An acquaintance of mine who moved to Beijing from Shanghai about two years ago was aghast when an 80-square-meter apartment in Wangjing, a neighborhood beyond the Fourth Ring Road in the capital, hit the market at a price of about 13 million yuan ($1.88 million).

On WeChat, he posted a photo of a sales chart in a real estate office, showing that larger units of about 200 square meters in the same new development were selling for prices ranging between 110,000 yuan and 130,000 yuan a square meter.

His posting was so surprising because it came just one day after Beijing's municipal government stepped in to impose the harshest restrictions to-date on home buying in yet another stab at reining in a red-hot housing market.

The restrictions come on the heels of the National People's Congress, which added language to its annual work report pledging to curb surging property prices in big cities.

Under Beijing's new rules, the minimum down payment for a second home was raised to at least 60 percent from 50 percent for what are classified as "normal" houses, and to at least 80 percent from 70 percent for those defined as "non-normal."

The city's definition for "normal" is based on the location of homes within the capital's ring roads. "Normal" ranges from 4.68 million yuan, or 39,600 yuan per square meter, within the Fifth Ring Road to those costing less than 2.808 million yuan, or 23,760 yuan per square meter, beyond the Sixth Ring Road. All other homes are deemed "non-normal."

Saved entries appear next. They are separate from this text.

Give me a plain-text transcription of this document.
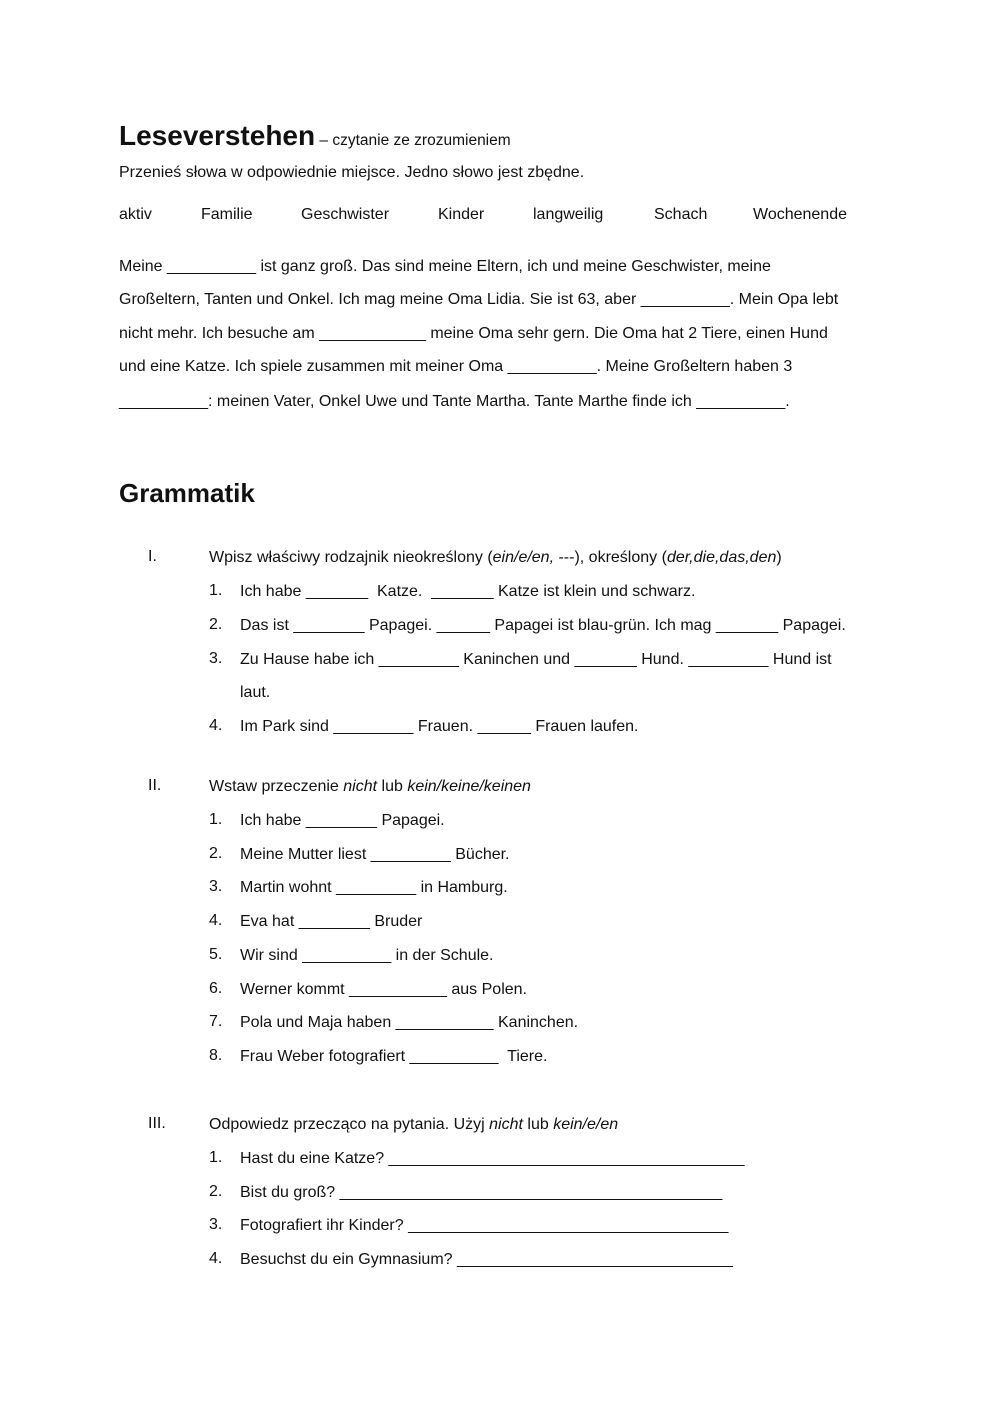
Leseverstehen – czytanie ze zrozumieniem
Przenieś słowa w odpowiednie miejsce. Jedno słowo jest zbędne.
aktiv	Familie	Geschwister	Kinder	langweilig	Schach	Wochenende
Meine __________ ist ganz groß. Das sind meine Eltern, ich und meine Geschwister, meine
Großeltern, Tanten und Onkel. Ich mag meine Oma Lidia. Sie ist 63, aber __________. Mein Opa lebt
nicht mehr. Ich besuche am ____________ meine Oma sehr gern. Die Oma hat 2 Tiere, einen Hund
und eine Katze. Ich spiele zusammen mit meiner Oma __________. Meine Großeltern haben 3
__________: meinen Vater, Onkel Uwe und Tante Martha. Tante Marthe finde ich __________.
Grammatik
I.	Wpisz właściwy rodzajnik nieokreślony (ein/e/en, ---), określony (der,die,das,den)
1. Ich habe _______  Katze.  _______ Katze ist klein und schwarz.
2. Das ist ________ Papagei. ______ Papagei ist blau-grün. Ich mag _______ Papagei.
3. Zu Hause habe ich _________ Kaninchen und _______ Hund. _________ Hund ist
laut.
4. Im Park sind _________ Frauen. ______ Frauen laufen.
II.	Wstaw przeczenie nicht lub kein/keine/keinen
1. Ich habe ________ Papagei.
2. Meine Mutter liest _________ Bücher.
3. Martin wohnt _________ in Hamburg.
4. Eva hat ________ Bruder
5. Wir sind __________ in der Schule.
6. Werner kommt ___________ aus Polen.
7. Pola und Maja haben ___________ Kaninchen.
8. Frau Weber fotografiert __________  Tiere.
III.	Odpowiedz przecząco na pytania. Użyj nicht lub kein/e/en
1. Hast du eine Katze? ________________________________________
2. Bist du groß? ___________________________________________
3. Fotografiert ihr Kinder? ____________________________________
4. Besuchst du ein Gymnasium? _______________________________
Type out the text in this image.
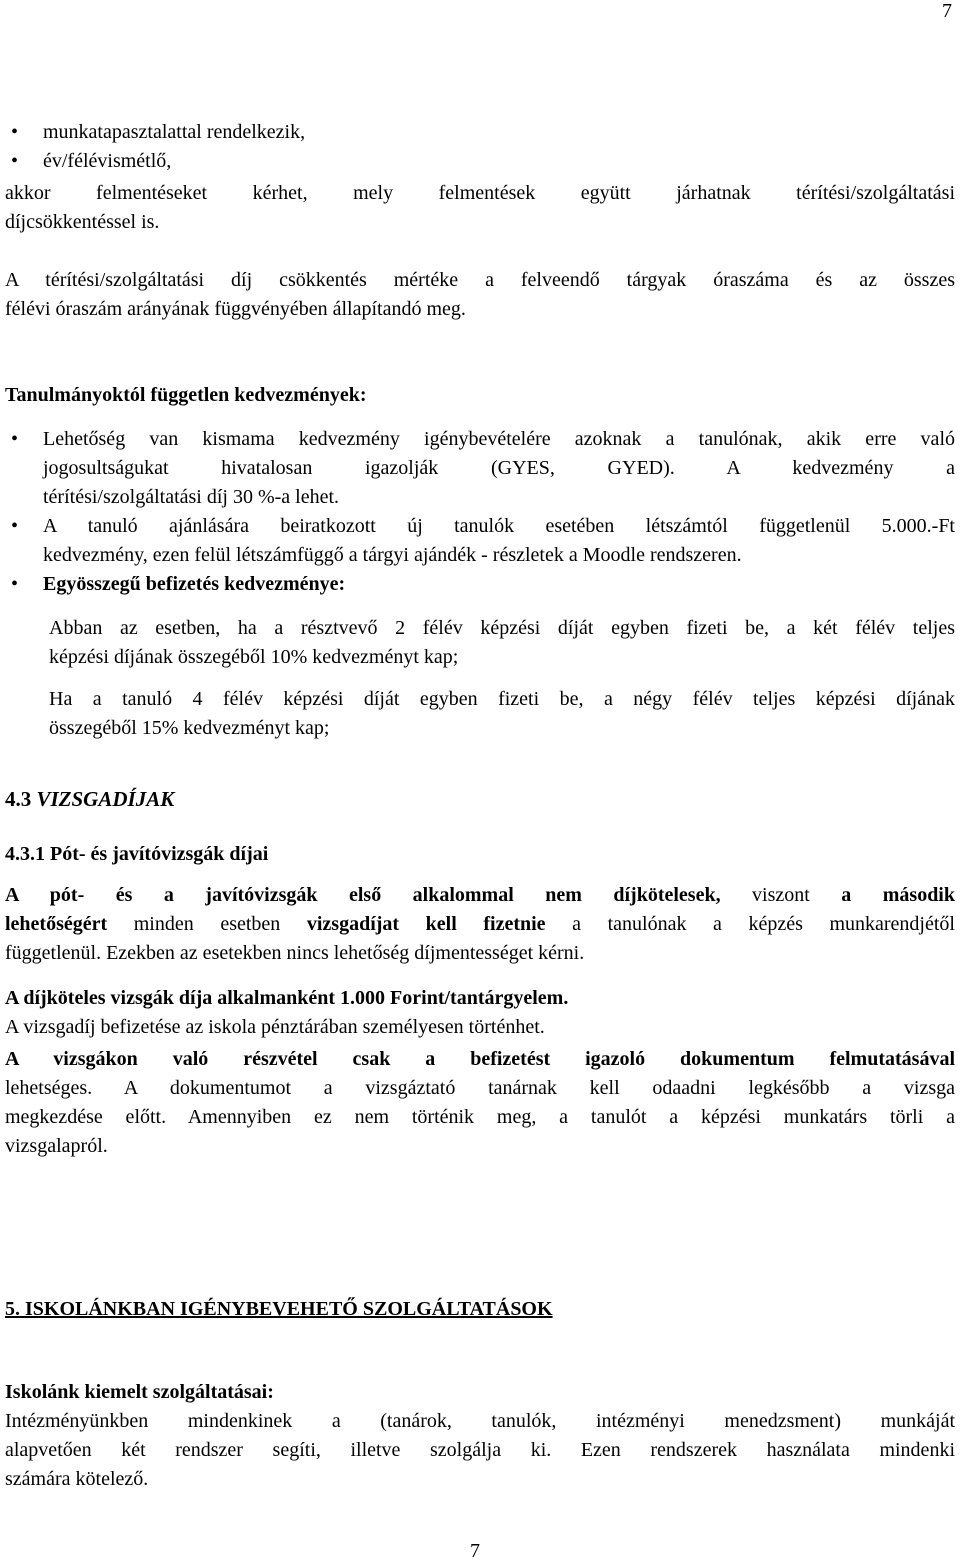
7
• munkatapasztalattal rendelkezik,
• év/félévismétlő,
akkor felmentéseket kérhet, mely felmentések együtt járhatnak térítési/szolgáltatási
díjcsökkentéssel is.
A térítési/szolgáltatási díj csökkentés mértéke a felveendő tárgyak óraszáma és az összes
félévi óraszám arányának függvényében állapítandó meg.
Tanulmányoktól független kedvezmények:
• Lehetőség van kismama kedvezmény igénybevételére azoknak a tanulónak, akik erre való
jogosultságukat hivatalosan igazolják (GYES, GYED). A kedvezmény a
térítési/szolgáltatási díj 30 %-a lehet.
• A tanuló ajánlására beiratkozott új tanulók esetében létszámtól függetlenül 5.000.-Ft
kedvezmény, ezen felül létszámfüggő a tárgyi ajándék - részletek a Moodle rendszeren.
• Egyösszegű befizetés kedvezménye:
Abban az esetben, ha a résztvevő 2 félév képzési díját egyben fizeti be, a két félév teljes
képzési díjának összegéből 10% kedvezményt kap;
Ha a tanuló 4 félév képzési díját egyben fizeti be, a négy félév teljes képzési díjának
összegéből 15% kedvezményt kap;
4.3 VIZSGADÍJAK
4.3.1 Pót- és javítóvizsgák díjai
A pót- és a javítóvizsgák első alkalommal nem díjkötelesek, viszont a második
lehetőségért minden esetben vizsgadíjat kell fizetnie a tanulónak a képzés munkarendjétől
függetlenül. Ezekben az esetekben nincs lehetőség díjmentességet kérni.
A díjköteles vizsgák díja alkalmanként 1.000 Forint/tantárgyelem.
A vizsgadíj befizetése az iskola pénztárában személyesen történhet.
A vizsgákon való részvétel csak a befizetést igazoló dokumentum felmutatásával
lehetséges. A dokumentumot a vizsgáztató tanárnak kell odaadni legkésőbb a vizsga
megkezdése előtt. Amennyiben ez nem történik meg, a tanulót a képzési munkatárs törli a
vizsgalapról.
5. ISKOLÁNKBAN IGÉNYBEVEHETŐ SZOLGÁLTATÁSOK
Iskolánk kiemelt szolgáltatásai:
Intézményünkben mindenkinek a (tanárok, tanulók, intézményi menedzsment) munkáját
alapvetően két rendszer segíti, illetve szolgálja ki. Ezen rendszerek használata mindenki
számára kötelező.
7
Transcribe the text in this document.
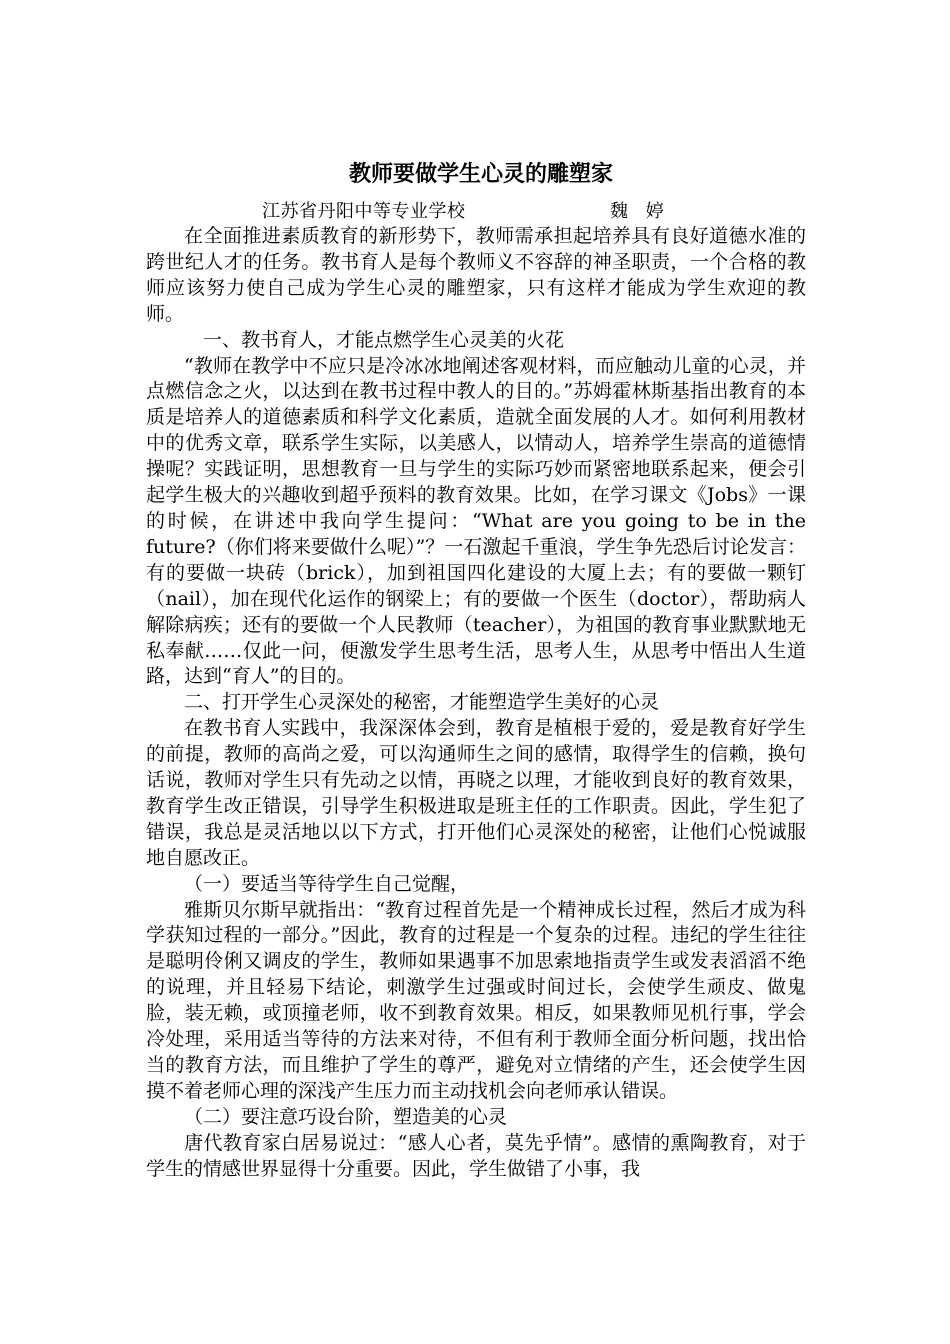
教师要做学生心灵的雕塑家
江苏省丹阳中等专业学校	魏 婷

在全面推进素质教育的新形势下，教师需承担起培养具有良好道德水准的跨世纪人才的任务。教书育人是每个教师义不容辞的神圣职责，一个合格的教师应该努力使自己成为学生心灵的雕塑家，只有这样才能成为学生欢迎的教师。

一、教书育人，才能点燃学生心灵美的火花

“教师在教学中不应只是冷冰冰地阐述客观材料，而应触动儿童的心灵，并点燃信念之火，以达到在教书过程中教人的目的。”苏姆霍林斯基指出教育的本质是培养人的道德素质和科学文化素质，造就全面发展的人才。如何利用教材中的优秀文章，联系学生实际，以美感人，以情动人，培养学生崇高的道德情操呢？实践证明，思想教育一旦与学生的实际巧妙而紧密地联系起来，便会引起学生极大的兴趣收到超乎预料的教育效果。比如，在学习课文《Jobs》一课的时候，在讲述中我向学生提问：“What are you going to be in the future?（你们将来要做什么呢）”？一石激起千重浪，学生争先恐后讨论发言：有的要做一块砖（brick），加到祖国四化建设的大厦上去；有的要做一颗钉（nail），加在现代化运作的钢梁上；有的要做一个医生（doctor），帮助病人解除病疾；还有的要做一个人民教师（teacher），为祖国的教育事业默默地无私奉献……仅此一问，便激发学生思考生活，思考人生，从思考中悟出人生道路，达到“育人”的目的。

二、打开学生心灵深处的秘密，才能塑造学生美好的心灵

在教书育人实践中，我深深体会到，教育是植根于爱的，爱是教育好学生的前提，教师的高尚之爱，可以沟通师生之间的感情，取得学生的信赖，换句话说，教师对学生只有先动之以情，再晓之以理，才能收到良好的教育效果，教育学生改正错误，引导学生积极进取是班主任的工作职责。因此，学生犯了错误，我总是灵活地以以下方式，打开他们心灵深处的秘密，让他们心悦诚服地自愿改正。

（一）要适当等待学生自己觉醒，

雅斯贝尔斯早就指出：“教育过程首先是一个精神成长过程，然后才成为科学获知过程的一部分。”因此，教育的过程是一个复杂的过程。违纪的学生往往是聪明伶俐又调皮的学生，教师如果遇事不加思索地指责学生或发表滔滔不绝的说理，并且轻易下结论，刺激学生过强或时间过长，会使学生顽皮、做鬼脸，装无赖，或顶撞老师，收不到教育效果。相反，如果教师见机行事，学会冷处理，采用适当等待的方法来对待，不但有利于教师全面分析问题，找出恰当的教育方法，而且维护了学生的尊严，避免对立情绪的产生，还会使学生因摸不着老师心理的深浅产生压力而主动找机会向老师承认错误。

（二）要注意巧设台阶，塑造美的心灵

唐代教育家白居易说过：“感人心者，莫先乎情”。感情的熏陶教育，对于学生的情感世界显得十分重要。因此，学生做错了小事，我
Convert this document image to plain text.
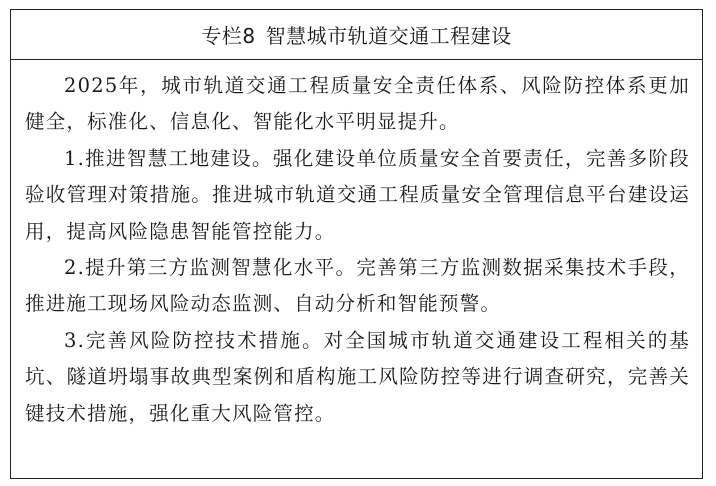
专栏8 智慧城市轨道交通工程建设

2025年，城市轨道交通工程质量安全责任体系、风险防控体系更加健全，标准化、信息化、智能化水平明显提升。

1.推进智慧工地建设。强化建设单位质量安全首要责任，完善多阶段验收管理对策措施。推进城市轨道交通工程质量安全管理信息平台建设运用，提高风险隐患智能管控能力。

2.提升第三方监测智慧化水平。完善第三方监测数据采集技术手段，推进施工现场风险动态监测、自动分析和智能预警。

3.完善风险防控技术措施。对全国城市轨道交通建设工程相关的基坑、隧道坍塌事故典型案例和盾构施工风险防控等进行调查研究，完善关键技术措施，强化重大风险管控。
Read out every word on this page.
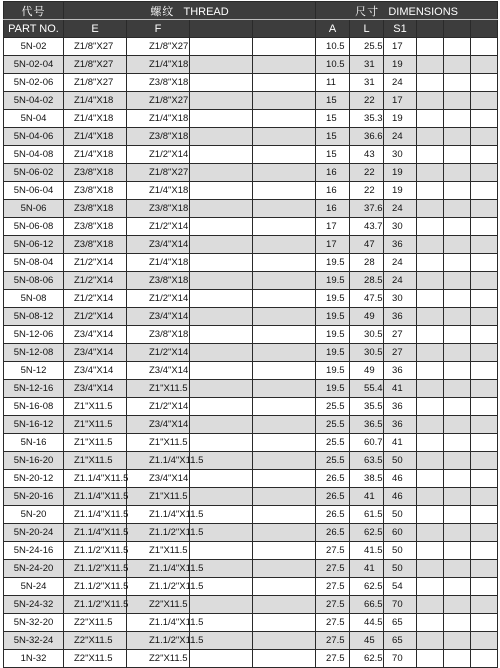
代号	螺纹 THREAD				尺寸 DIMENSIONS					
PART NO.	E	F			A	L	S1			
5N-02	Z1/8"X27	Z1/8"X27			10.5	25.5	17			
5N-02-04	Z1/8"X27	Z1/4"X18			10.5	31	19			
5N-02-06	Z1/8"X27	Z3/8"X18			11	31	24			
5N-04-02	Z1/4"X18	Z1/8"X27			15	22	17			
5N-04	Z1/4"X18	Z1/4"X18			15	35.3	19			
5N-04-06	Z1/4"X18	Z3/8"X18			15	36.6	24			
5N-04-08	Z1/4"X18	Z1/2"X14			15	43	30			
5N-06-02	Z3/8"X18	Z1/8"X27			16	22	19			
5N-06-04	Z3/8"X18	Z1/4"X18			16	22	19			
5N-06	Z3/8"X18	Z3/8"X18			16	37.6	24			
5N-06-08	Z3/8"X18	Z1/2"X14			17	43.7	30			
5N-06-12	Z3/8"X18	Z3/4"X14			17	47	36			
5N-08-04	Z1/2"X14	Z1/4"X18			19.5	28	24			
5N-08-06	Z1/2"X14	Z3/8"X18			19.5	28.5	24			
5N-08	Z1/2"X14	Z1/2"X14			19.5	47.5	30			
5N-08-12	Z1/2"X14	Z3/4"X14			19.5	49	36			
5N-12-06	Z3/4"X14	Z3/8"X18			19.5	30.5	27			
5N-12-08	Z3/4"X14	Z1/2"X14			19.5	30.5	27			
5N-12	Z3/4"X14	Z3/4"X14			19.5	49	36			
5N-12-16	Z3/4"X14	Z1"X11.5			19.5	55.4	41			
5N-16-08	Z1"X11.5	Z1/2"X14			25.5	35.5	36			
5N-16-12	Z1"X11.5	Z3/4"X14			25.5	36.5	36			
5N-16	Z1"X11.5	Z1"X11.5			25.5	60.7	41			
5N-16-20	Z1"X11.5	Z1.1/4"X11.5			25.5	63.5	50			
5N-20-12	Z1.1/4"X11.5	Z3/4"X14			26.5	38.5	46			
5N-20-16	Z1.1/4"X11.5	Z1"X11.5			26.5	41	46			
5N-20	Z1.1/4"X11.5	Z1.1/4"X11.5			26.5	61.5	50			
5N-20-24	Z1.1/4"X11.5	Z1.1/2"X11.5			26.5	62.5	60			
5N-24-16	Z1.1/2"X11.5	Z1"X11.5			27.5	41.5	50			
5N-24-20	Z1.1/2"X11.5	Z1.1/4"X11.5			27.5	41	50			
5N-24	Z1.1/2"X11.5	Z1.1/2"X11.5			27.5	62.5	54			
5N-24-32	Z1.1/2"X11.5	Z2"X11.5			27.5	66.5	70			
5N-32-20	Z2"X11.5	Z1.1/4"X11.5			27.5	44.5	65			
5N-32-24	Z2"X11.5	Z1.1/2"X11.5			27.5	45	65			
1N-32	Z2"X11.5	Z2"X11.5			27.5	62.5	70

In addition, people who already own a home in the city or who have ever applied for a mortgage loan from either commercial banks or public housing funds are now categorized as "second-time buyers," which puts an addition onus on their home-buying ability. It is a similar move to one adopted in Shanghai late last November.

The new rules stipulate that mortgage loans extended by either commercial banks or public housing funds must not exceed 25 years in duration. That compares to the previous maximum of 30 years.

Beijing was not alone in hitting the headlines across China. A wave of government curbs on buying property has swept the country.

At least half a dozen Chinese cities, including Beijing neighbors Shijiazhuang, Baoding and Langfang, Guangzhou, Changsha and Zhenzhou have slammed the brakes on home buying in the past week. Nationwide in March alone, more than 17 cities launched campaigns to let some air out of what is considered a dangerous market bubble.